For over six years, the Michael & Susan Dell Foundation has invested in education technology platforms and programs that can empower India’s young adults to learn an array of new skills from English-language fluency, to repairing cars, to learning optometry, to navigating corporate interviews and office culture, and much more. While the training offered ranges, the end goal is the same: with increased skills, more people have opportunities to improve their lives and the lives of their families and communities.
I recently attended the EdTech Asia conference to share thoughts and outcomes about how we can develop the larger ecosystem. I walked away with ideas to help answer the impact investing sector’s constant question: What’s next for #SkillingIndia, and how must our impact investing work evolve to meet existing needs?
- Data matters. There is a big opportunity to look at data across our work as a whole – from student performance, to job placements and retention, to reskilling – to see where there are gaps that can be filled with smart funding and investing. Platforms like Transneuron’s eKaushal have developed a marketplace that provide insights to the entire skilling industry on student journeys. Using the data, we can identify gaps and make better decisions on how to address those gaps in the system.
- Coordinate interventions. We must find new ways to coordinate advances and changes in the mainstream education sector with opportunities to advance skills in the labor sector. For example, the Bachelor of Vocational Degree offered by colleges and universities provide work-integrated curricula that help students get skills they need to find employment after graduation. Similarly, secondary schools are now offering employability skills courses and workshops.
- Matchmakers needed. Given the informal nature of India’s labor market, it is difficult and expensive for both candidates and employers to find each other. Creating a LinkedIn equivalent for the informal sector or the equivalent of Monster.com for blue- and grey-collar workers would have huge impact. It’s exciting to see several start-ups such as WorkIndia and Assan Jobs take on this challenge.
- Defining funding roles. There are many financing roles to fill in the skills development sector – and we must create more nuance around which funders are playing which roles. Who is playing the risk capital role? Who is early stage? Who is growth capital? Who provides the much-needed forms of debt capital? These are important conversations funders must have with each other.
- Involving the private sector. Industries in the private sector must be equal partners in this journey to improving employability and livelihood opportunities in India. It’s time to move beyond simple grant-based corporate social responsibility, and towards an integrated strategy that emphasizes industry’s role in solving this challenge.
- Where are the apprenticeships? Apprenticeships provide a great transition model for school-to-work and provide a reliable “earn and learn” model for growth. We need to see to see a more aggressive adoption of both the National Employment Enhancement Mission (NEEM) and the National Apprentice Promotion Scheme NAPS apprenticeship programs.

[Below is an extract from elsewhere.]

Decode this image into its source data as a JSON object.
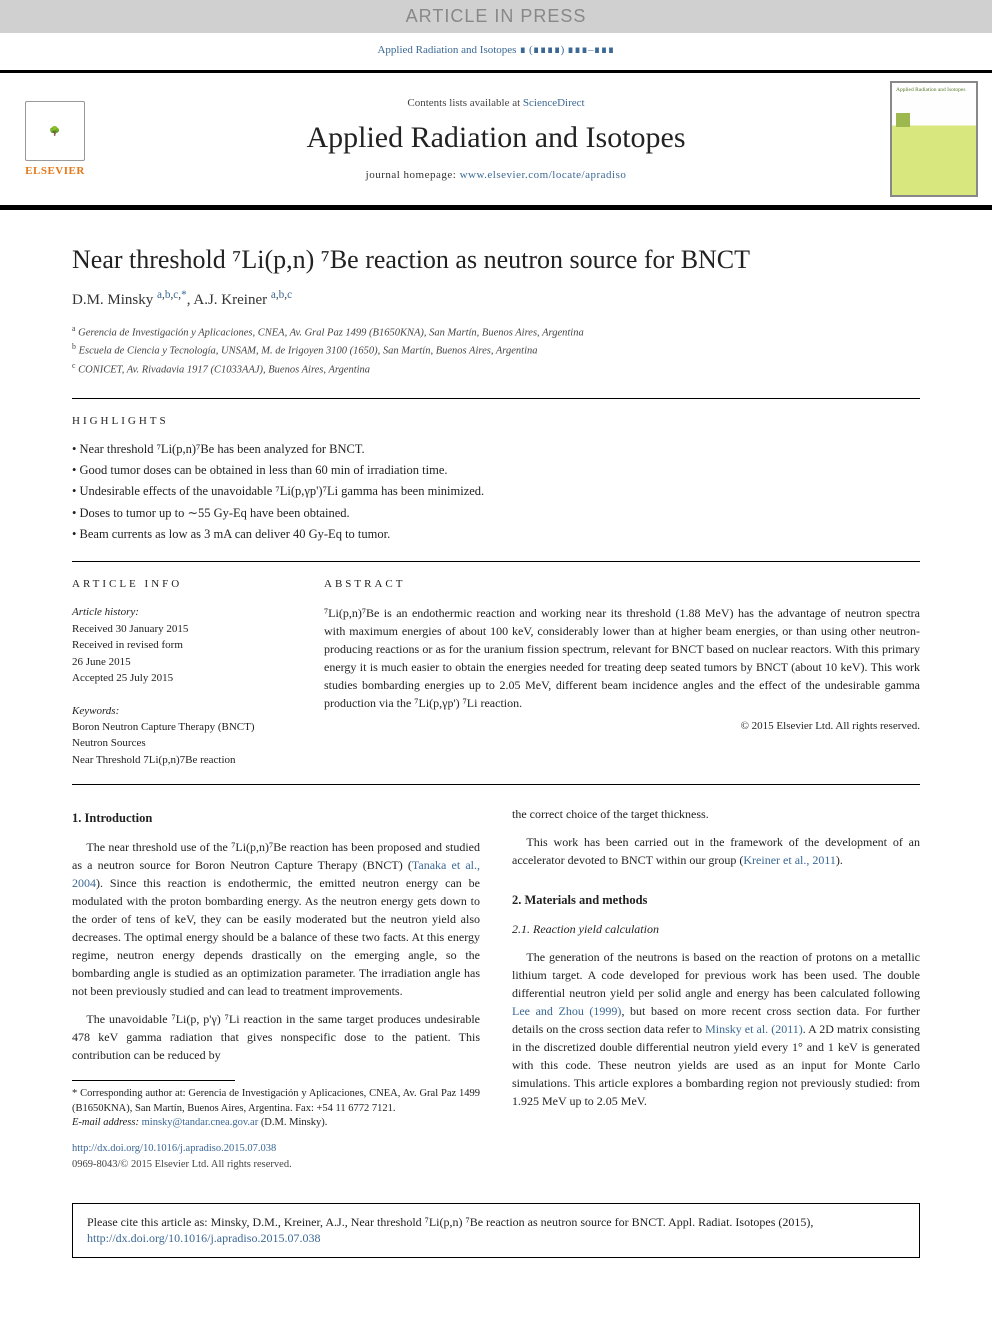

- Make the market. Lastly, for this ecosystem to thrive we need a robust education and skill financing market. Most aspirational training courses that lead to gainful employment lie beyond the scope of India’s population because most are unable to afford the course fees. Innovative financing products from fintech players like Eduvanz are challenging the status quo and addressing this $1.3 billion market gap.
This sector has many opportunities for change and growth. At the foundation, our goal is to provide new career and job opportunities to 250,000 low-income young adults globally – and skilling India is a big part of our work to help more people find stability and employment.